Wood Vaulting Startup DuraVault Buries Timber to Lock Away Carbon

Short: Вирусное видео из Колорадо показало бульдозеры, закапывающие спиленные деревья. Компания DuraVault объяснила: это «вудволтинг» — метод углеродного хранения биомассы (BiCRS), вызвавший волну критики в соцсетях.

A video posted to LinkedIn showing bulldozers burying large quantities of felled trees in southern Colorado has gone viral, sparking widespread confusion and outrage among viewers who questioned why apparently usable timber was being destroyed rather than repurposed.

The footage, which drew hundreds of comments and spread rapidly across social media, left many users baffled by the sight of heavy diesel-powered machinery piling substantial volumes of lumber into the ground. Critics demanded to know why the wood was not being sent to sawmills, used for construction, or at the very least burned for energy.

The company behind the operation is DuraVault, a firm that practices what is known as wood vaulting — a technique that falls under the broader category of biomass carbon removal and storage, or BiCRS. Rather than allowing felled timber to decompose naturally on the forest floor or be burned, the method involves burying wood underground in conditions designed to dramatically slow the rate of decay, effectively locking away the carbon it contains.

The scientific rationale behind BiCRS centers on a straightforward but often overlooked reality: dead and decaying timber releases significant quantities of carbon dioxide into the atmosphere over time. By sealing wood underground and denying it the oxygen and moisture necessary for rapid decomposition, companies like DuraVault argue they can prevent that carbon from re-entering the atmosphere for decades or even centuries — transforming what would otherwise be a source of emissions into a long-term carbon store.

The business model built around this process relies on carbon credit markets.
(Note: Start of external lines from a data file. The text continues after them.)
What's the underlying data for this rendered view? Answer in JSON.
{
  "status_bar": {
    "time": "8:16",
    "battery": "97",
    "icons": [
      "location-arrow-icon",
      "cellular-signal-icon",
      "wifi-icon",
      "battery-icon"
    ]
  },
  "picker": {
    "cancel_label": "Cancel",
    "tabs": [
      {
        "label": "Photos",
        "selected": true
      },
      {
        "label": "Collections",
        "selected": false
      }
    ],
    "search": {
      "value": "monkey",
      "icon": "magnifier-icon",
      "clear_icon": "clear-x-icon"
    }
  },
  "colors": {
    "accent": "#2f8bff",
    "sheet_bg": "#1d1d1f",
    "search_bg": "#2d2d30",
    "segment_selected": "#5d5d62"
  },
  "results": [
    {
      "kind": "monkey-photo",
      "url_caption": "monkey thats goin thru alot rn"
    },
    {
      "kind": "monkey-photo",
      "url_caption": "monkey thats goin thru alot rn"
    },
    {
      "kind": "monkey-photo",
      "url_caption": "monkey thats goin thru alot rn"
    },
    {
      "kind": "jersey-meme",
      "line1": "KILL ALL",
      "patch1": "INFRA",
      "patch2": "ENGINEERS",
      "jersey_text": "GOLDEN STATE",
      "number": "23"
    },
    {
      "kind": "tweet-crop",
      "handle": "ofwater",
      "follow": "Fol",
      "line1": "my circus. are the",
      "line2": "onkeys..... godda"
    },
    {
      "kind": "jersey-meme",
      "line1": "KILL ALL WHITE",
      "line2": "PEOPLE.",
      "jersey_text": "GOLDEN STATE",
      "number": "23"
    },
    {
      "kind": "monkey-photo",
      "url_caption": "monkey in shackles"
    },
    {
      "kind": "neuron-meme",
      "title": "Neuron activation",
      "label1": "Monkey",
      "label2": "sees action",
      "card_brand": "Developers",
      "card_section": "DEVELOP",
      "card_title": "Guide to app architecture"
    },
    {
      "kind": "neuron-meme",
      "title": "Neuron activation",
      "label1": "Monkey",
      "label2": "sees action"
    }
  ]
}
The stored carbon is quantified and sold as credits to corporations and other organizations seeking to offset their own greenhouse gas emissions, generating revenue that funds the burial operations themselves.

Central to the controversy is the question of whether the buried wood could have been put to better use. DuraVault and others in the BiCRS industry maintain that they do not bury commercially viable timber. According to company representatives, the wood they process consists exclusively of material unsuitable for construction or manufacturing — trees killed by wildfires, lumber damaged by beetles, and so-called slash wood, the branches and treetops left over after logging operations.

Much of the buried timber originates from forest thinning and fire remediation projects, in which land managers remove excess or hazardous trees to reduce wildfire risk. In many such cases, the volumes of wood produced are too small to interest sawmills, or the cost of transporting the material to processing facilities makes it economically unviable. Proponents argue that the wood in question is simply not the straight-grained, knot-free, structurally sound material required by the construction or furniture industries — it is instead warped, cracked, rotted, or otherwise degraded beyond commercial use.

The viral reaction to the video nonetheless reflects a deeper public skepticism toward carbon offset markets and novel climate technologies, with many viewers struggling to reconcile the image of buried wood — and the diesel emissions produced by the bulldozers performing the burial — with genuine environmental benefit. Whether wood vaulting will ultimately prove to be a credible and scalable tool for carbon sequestration remains a question that scientists, regulators, and the market are only beginning to seriously examine.